We know many nonprofits depend on annual events to raise money, and virtual events might take some trial and error. Organizations may have to hold smaller, more frequent fundraisers to close their fundraising gaps, or get creative in moving existing events online. The good news is that grassroots donors still want to make a positive difference in the world by supporting you! We came up with some questions to help you think about what kind of virtual fundraising event is right for your nonprofit:

  • What are your values?

  • If you don’t have a nonprofit values statement, think about what values enable your work. What’s important and meaningful to you and your nonprofit? As an example, a direct service organization could say they value the shared empathy and empowerment of their staff, volunteers, and clients. An education nonprofit might say they value equitable access to learning opportunities.

  • What tone has your organization or organizational leadership set?

  • Who does your nonprofit serve? Consider how your nonprofit speaks with your community, how leadership shows up in external meetings, and the tone of your conversations with clients or constituents. For example, are your online and offline communications calm, energetic, action-oriented, or formal? How do you define your voice?

  • Why do your supporters trust you to do this work?

  • Who are your supporters, and why do they trust you to do this work? Maybe you’ve been working toward your mission longer than any other organization in the sector. Or maybe you were recently formed to address a shortcoming you noticed in a particular area. For the former example, a nonprofit could give a virtual history lesson and talk about how their work has progressed and how they want it to grow in the future. For a new nonprofit, you could do a virtual Q&A with one of your earliest funders and talk about how your work fills the gap. Think about what value you bring to supporters, and make a celebration of it!

  • What are your needs?

  • How much money do you need to fund your work for the next quarter? If all your attendees donated $5, how many attendees would you need to meet your goal? Will you need to sell tickets through an event form beforehand? Or would volunteer commitments be as valuable as donations right now?
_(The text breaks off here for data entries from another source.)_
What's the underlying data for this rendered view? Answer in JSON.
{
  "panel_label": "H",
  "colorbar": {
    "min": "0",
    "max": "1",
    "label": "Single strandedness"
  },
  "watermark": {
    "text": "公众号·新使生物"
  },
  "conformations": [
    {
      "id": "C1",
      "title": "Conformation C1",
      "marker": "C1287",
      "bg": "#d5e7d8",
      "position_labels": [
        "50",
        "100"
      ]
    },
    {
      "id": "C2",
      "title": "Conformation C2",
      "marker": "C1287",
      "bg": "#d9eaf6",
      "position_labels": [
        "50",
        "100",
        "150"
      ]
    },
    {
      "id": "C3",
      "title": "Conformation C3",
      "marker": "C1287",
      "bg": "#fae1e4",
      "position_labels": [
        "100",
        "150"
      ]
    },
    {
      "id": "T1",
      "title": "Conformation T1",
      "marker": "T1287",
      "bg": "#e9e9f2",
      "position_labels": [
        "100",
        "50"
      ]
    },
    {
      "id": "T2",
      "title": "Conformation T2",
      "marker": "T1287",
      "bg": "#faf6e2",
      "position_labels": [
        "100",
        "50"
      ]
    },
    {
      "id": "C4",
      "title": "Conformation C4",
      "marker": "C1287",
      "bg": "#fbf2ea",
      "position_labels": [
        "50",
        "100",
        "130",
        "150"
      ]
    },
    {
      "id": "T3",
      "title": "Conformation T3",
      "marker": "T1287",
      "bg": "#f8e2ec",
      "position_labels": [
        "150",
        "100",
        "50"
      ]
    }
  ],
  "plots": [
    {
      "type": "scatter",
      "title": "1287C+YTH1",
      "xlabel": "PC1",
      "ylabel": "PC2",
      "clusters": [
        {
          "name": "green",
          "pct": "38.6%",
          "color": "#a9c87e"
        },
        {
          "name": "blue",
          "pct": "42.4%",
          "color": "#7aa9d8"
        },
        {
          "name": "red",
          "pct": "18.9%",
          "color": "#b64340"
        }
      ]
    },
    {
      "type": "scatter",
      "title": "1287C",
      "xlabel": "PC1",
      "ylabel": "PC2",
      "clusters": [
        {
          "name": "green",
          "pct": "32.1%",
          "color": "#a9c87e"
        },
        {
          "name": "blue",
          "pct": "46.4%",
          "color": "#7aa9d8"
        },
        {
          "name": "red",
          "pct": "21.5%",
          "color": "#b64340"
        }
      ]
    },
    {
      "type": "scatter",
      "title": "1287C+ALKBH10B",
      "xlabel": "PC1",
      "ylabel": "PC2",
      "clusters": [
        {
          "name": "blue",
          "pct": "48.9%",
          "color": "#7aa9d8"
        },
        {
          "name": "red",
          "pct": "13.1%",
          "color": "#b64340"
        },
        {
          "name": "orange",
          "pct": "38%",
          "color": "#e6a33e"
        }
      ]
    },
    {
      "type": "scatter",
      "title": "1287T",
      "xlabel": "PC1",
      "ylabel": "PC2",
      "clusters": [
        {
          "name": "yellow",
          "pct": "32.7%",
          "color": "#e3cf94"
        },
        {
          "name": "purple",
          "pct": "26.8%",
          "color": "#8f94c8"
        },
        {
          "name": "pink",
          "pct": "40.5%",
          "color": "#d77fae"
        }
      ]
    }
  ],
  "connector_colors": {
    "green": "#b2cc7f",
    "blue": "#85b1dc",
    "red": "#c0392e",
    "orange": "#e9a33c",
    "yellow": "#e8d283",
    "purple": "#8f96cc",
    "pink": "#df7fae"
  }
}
  • What do your values, tone, supporter trust, and needs add up to?

  • Maybe you’re a small conservation organization trying to give people a behind-the-scenes look, so you stream a laid-back tour of the buildings or land you preserve and talk about what goes into maintaining them. Or if you’re a longstanding direct service organization, you could ask a founding member to make a video explaining why they founded the nonprofit and how it’s grown.
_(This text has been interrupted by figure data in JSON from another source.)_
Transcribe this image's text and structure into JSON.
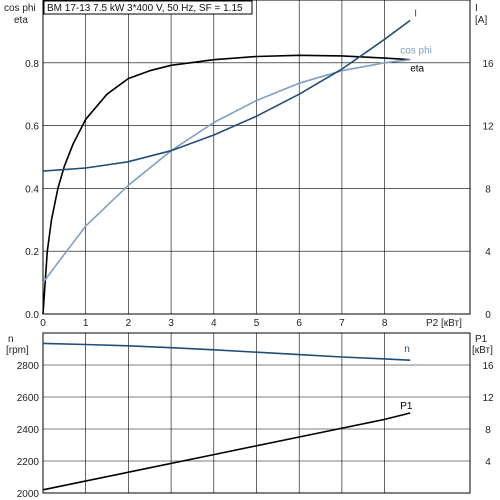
{
  "header": {
    "title": "BM 17-13   7.5 kW   3*400 V, 50 Hz, SF = 1.15"
  },
  "colors": {
    "grid": "#000000",
    "eta": "#000000",
    "I": "#1f4e79",
    "cos_phi": "#7ea0c4",
    "n": "#1f4e79",
    "P1": "#000000"
  },
  "chart_data": [
    {
      "type": "line",
      "title": "BM 17-13   7.5 kW   3*400 V, 50 Hz, SF = 1.15",
      "xlabel": "P2 [кВт]",
      "ylabel_left": "cos phi\neta",
      "ylabel_right": "I\n[A]",
      "xlim": [
        0,
        10
      ],
      "ylim_left": [
        0,
        1.0
      ],
      "ylim_right": [
        0,
        20
      ],
      "x_ticks": [
        0,
        1,
        2,
        3,
        4,
        5,
        6,
        7,
        8
      ],
      "y_ticks_left": [
        "0.0",
        "0.2",
        "0.4",
        "0.6",
        "0.8"
      ],
      "y_ticks_right": [
        "0",
        "4",
        "8",
        "12",
        "16"
      ],
      "grid": true,
      "series": [
        {
          "name": "eta",
          "axis": "left",
          "color": "#000000",
          "x": [
            0,
            0.1,
            0.2,
            0.35,
            0.5,
            0.7,
            1.0,
            1.5,
            2,
            2.5,
            3,
            4,
            5,
            6,
            7,
            8,
            8.6
          ],
          "y": [
            0,
            0.2,
            0.3,
            0.4,
            0.47,
            0.54,
            0.62,
            0.7,
            0.75,
            0.775,
            0.792,
            0.81,
            0.82,
            0.824,
            0.822,
            0.815,
            0.81
          ]
        },
        {
          "name": "cos phi",
          "axis": "left",
          "color": "#7ea0c4",
          "x": [
            0,
            0.5,
            1,
            2,
            3,
            4,
            5,
            6,
            7,
            8,
            8.6
          ],
          "y": [
            0.1,
            0.19,
            0.28,
            0.41,
            0.52,
            0.61,
            0.68,
            0.735,
            0.775,
            0.8,
            0.81
          ]
        },
        {
          "name": "I",
          "axis": "right",
          "color": "#1f4e79",
          "x": [
            0,
            0.5,
            1,
            2,
            3,
            4,
            5,
            6,
            7,
            8,
            8.6
          ],
          "y": [
            9.1,
            9.2,
            9.3,
            9.7,
            10.4,
            11.4,
            12.6,
            14.0,
            15.6,
            17.5,
            18.7
          ]
        }
      ]
    },
    {
      "type": "line",
      "xlabel": "",
      "ylabel_left": "n\n[rpm]",
      "ylabel_right": "P1\n[кВт]",
      "xlim": [
        0,
        10
      ],
      "ylim_left": [
        2000,
        3000
      ],
      "ylim_right": [
        0,
        20
      ],
      "y_ticks_left": [
        "2000",
        "2200",
        "2400",
        "2600",
        "2800"
      ],
      "y_ticks_right": [
        "4",
        "8",
        "12",
        "16"
      ],
      "grid": true,
      "series": [
        {
          "name": "n",
          "axis": "left",
          "color": "#1f4e79",
          "x": [
            0,
            1,
            2,
            3,
            4,
            5,
            6,
            7,
            8,
            8.6
          ],
          "y": [
            2935,
            2928,
            2920,
            2908,
            2895,
            2880,
            2865,
            2850,
            2838,
            2830
          ]
        },
        {
          "name": "P1",
          "axis": "right",
          "color": "#000000",
          "x": [
            0,
            2,
            4,
            6,
            8,
            8.6
          ],
          "y": [
            0.4,
            2.6,
            4.8,
            7.0,
            9.2,
            10.0
          ]
        }
      ]
    }
  ]
}
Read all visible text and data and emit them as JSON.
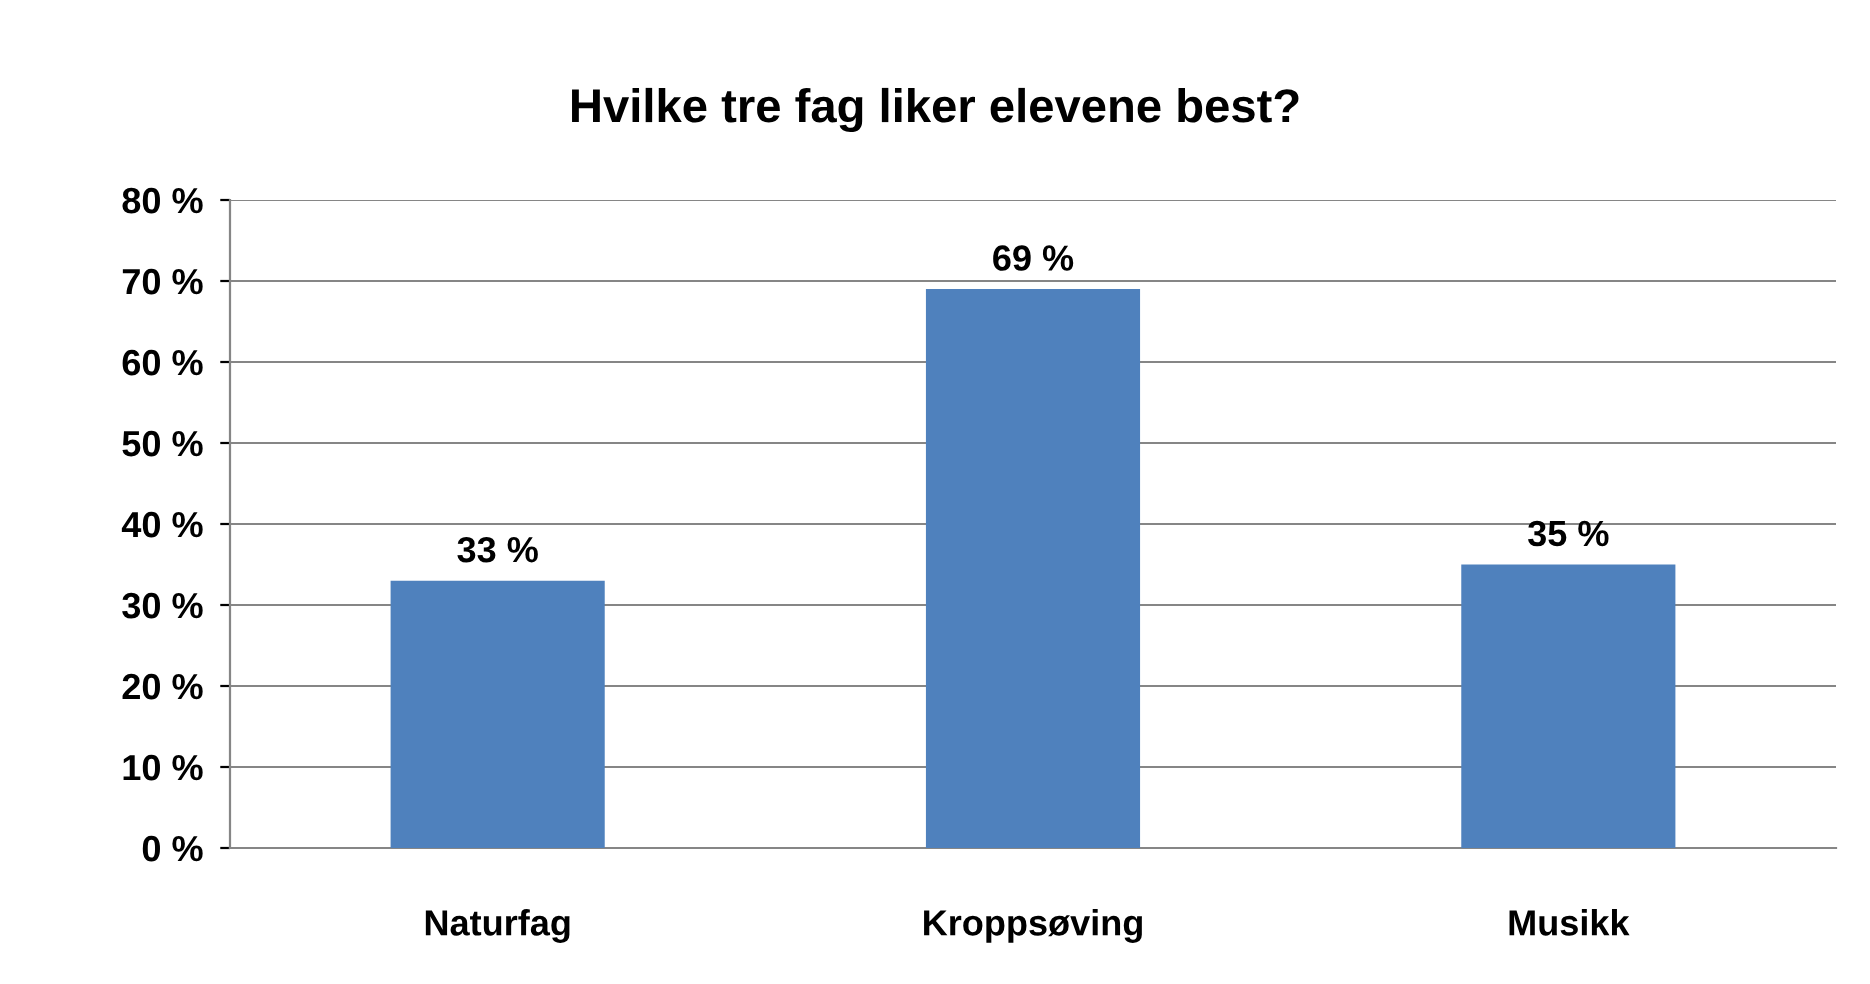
{
  "chart_data": {
    "type": "bar",
    "title": "Hvilke tre fag liker elevene best?",
    "categories": [
      "Naturfag",
      "Kroppsøving",
      "Musikk"
    ],
    "values": [
      33,
      69,
      35
    ],
    "value_labels": [
      "33 %",
      "69 %",
      "35 %"
    ],
    "color": "#4f81bd",
    "ylim": [
      0,
      80
    ],
    "yticks": [
      {
        "value": 0,
        "label": "0 %"
      },
      {
        "value": 10,
        "label": "10 %"
      },
      {
        "value": 20,
        "label": "20 %"
      },
      {
        "value": 30,
        "label": "30 %"
      },
      {
        "value": 40,
        "label": "40 %"
      },
      {
        "value": 50,
        "label": "50 %"
      },
      {
        "value": 60,
        "label": "60 %"
      },
      {
        "value": 70,
        "label": "70 %"
      },
      {
        "value": 80,
        "label": "80 %"
      }
    ],
    "grid": "y"
  }
}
    Can’t decide between virtual event ideas? Ask your advocates what they think! Create a poll on Twitter or Facebook, or send out an email to staff and volunteers asking for input.


Whatever kind of virtual event you decide on, if you film it on Facebook or YouTube you can embed it on a contribution form so attendees can donate without navigating away from your video!
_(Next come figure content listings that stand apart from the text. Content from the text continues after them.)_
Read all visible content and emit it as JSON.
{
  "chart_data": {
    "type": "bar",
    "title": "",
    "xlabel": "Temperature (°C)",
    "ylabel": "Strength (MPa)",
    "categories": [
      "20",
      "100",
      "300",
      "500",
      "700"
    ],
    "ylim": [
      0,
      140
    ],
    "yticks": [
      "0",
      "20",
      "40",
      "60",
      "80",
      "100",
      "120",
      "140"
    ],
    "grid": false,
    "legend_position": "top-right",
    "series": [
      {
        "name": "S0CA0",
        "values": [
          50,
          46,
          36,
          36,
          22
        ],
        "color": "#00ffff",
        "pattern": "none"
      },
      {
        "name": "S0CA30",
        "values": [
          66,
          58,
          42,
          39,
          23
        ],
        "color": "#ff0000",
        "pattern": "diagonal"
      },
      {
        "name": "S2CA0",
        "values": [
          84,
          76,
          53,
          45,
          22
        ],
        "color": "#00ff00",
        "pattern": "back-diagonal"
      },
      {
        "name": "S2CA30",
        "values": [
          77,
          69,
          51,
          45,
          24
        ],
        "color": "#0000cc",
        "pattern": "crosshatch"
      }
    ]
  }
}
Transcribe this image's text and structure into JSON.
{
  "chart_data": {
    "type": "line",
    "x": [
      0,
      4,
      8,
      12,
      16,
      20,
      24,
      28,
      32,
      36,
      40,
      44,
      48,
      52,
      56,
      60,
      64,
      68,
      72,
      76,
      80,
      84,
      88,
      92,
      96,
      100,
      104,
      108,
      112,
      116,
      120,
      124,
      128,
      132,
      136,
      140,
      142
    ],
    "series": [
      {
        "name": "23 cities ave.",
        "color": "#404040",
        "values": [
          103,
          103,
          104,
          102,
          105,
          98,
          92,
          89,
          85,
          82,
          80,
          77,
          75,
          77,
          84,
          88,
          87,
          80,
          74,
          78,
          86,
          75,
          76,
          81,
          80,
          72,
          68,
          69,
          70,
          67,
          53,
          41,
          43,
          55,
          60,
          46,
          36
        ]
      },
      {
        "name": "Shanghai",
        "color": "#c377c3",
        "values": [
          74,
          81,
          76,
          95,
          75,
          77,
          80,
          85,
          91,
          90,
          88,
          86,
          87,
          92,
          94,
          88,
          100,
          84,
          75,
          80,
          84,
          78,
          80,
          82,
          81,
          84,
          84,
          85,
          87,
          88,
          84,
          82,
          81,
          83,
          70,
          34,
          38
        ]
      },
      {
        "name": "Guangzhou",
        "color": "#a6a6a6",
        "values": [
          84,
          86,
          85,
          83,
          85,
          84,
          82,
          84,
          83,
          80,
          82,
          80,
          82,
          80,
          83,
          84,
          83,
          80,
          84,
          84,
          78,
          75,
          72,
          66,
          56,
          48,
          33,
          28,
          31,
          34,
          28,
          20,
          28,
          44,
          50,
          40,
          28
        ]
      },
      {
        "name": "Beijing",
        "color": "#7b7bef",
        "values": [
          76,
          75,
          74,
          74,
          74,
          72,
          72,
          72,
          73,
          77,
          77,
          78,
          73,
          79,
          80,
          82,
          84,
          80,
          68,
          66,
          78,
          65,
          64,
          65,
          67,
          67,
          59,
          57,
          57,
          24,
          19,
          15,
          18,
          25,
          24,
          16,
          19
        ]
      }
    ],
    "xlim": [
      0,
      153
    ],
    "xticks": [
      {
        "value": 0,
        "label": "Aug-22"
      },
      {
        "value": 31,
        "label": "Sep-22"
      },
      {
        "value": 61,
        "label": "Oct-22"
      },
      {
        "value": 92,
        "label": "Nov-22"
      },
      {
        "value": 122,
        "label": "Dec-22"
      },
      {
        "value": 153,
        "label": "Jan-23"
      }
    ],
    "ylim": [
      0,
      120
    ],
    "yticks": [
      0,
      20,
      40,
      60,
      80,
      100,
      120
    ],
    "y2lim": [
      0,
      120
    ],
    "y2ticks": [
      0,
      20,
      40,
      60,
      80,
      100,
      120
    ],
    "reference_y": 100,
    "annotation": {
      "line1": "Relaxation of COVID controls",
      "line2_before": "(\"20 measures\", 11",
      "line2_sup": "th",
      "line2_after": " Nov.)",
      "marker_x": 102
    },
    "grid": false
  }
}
Once you have an idea for a virtual event, use this checklist for tips on making it go as smoothly as possible. Click these links for guides on using Facebook Livestreams, Facebook video, and YouTube videos, which can all be embedded on our contribution forms. Livestreams are a great option for interactive Q&As!

Afterward, download the data from your event’s contribution form and send folks who attended a heartfelt thank you email. If you’re looking for feedback on your event or more ideas for future events, this is also an opportunity to ask your supporters questions to keep the conversation going!

More ideas for virtual events:

  • An organization with a longstanding history in the community could have someone sort through historic materials on camera while explaining how their work has adapted to meet the community’s needs.
  • Organizations with a strong emphasis on self-care could film a series of videos on mindfulness, self-care arts and crafts, or host a virtual dance-a-thon.
  • Does your nonprofit have nutritional programming or enthusiastic home cooks on staff? Consider giving virtual cooking lessons with a suggested donation!
  • Nonprofits urgently in need of funds could hold a virtual fundraising race using supporter forms and make daily announcements on who’s in the lead, with consent from supporters. Try making it fun by having your announcer dress up in formal wear or as a mascot for your organization and film their announcements!
  • A newly formed organization could get some of its founding members together (virtually) to discuss why they felt it was important to do this work now, and how they hope to serve their community.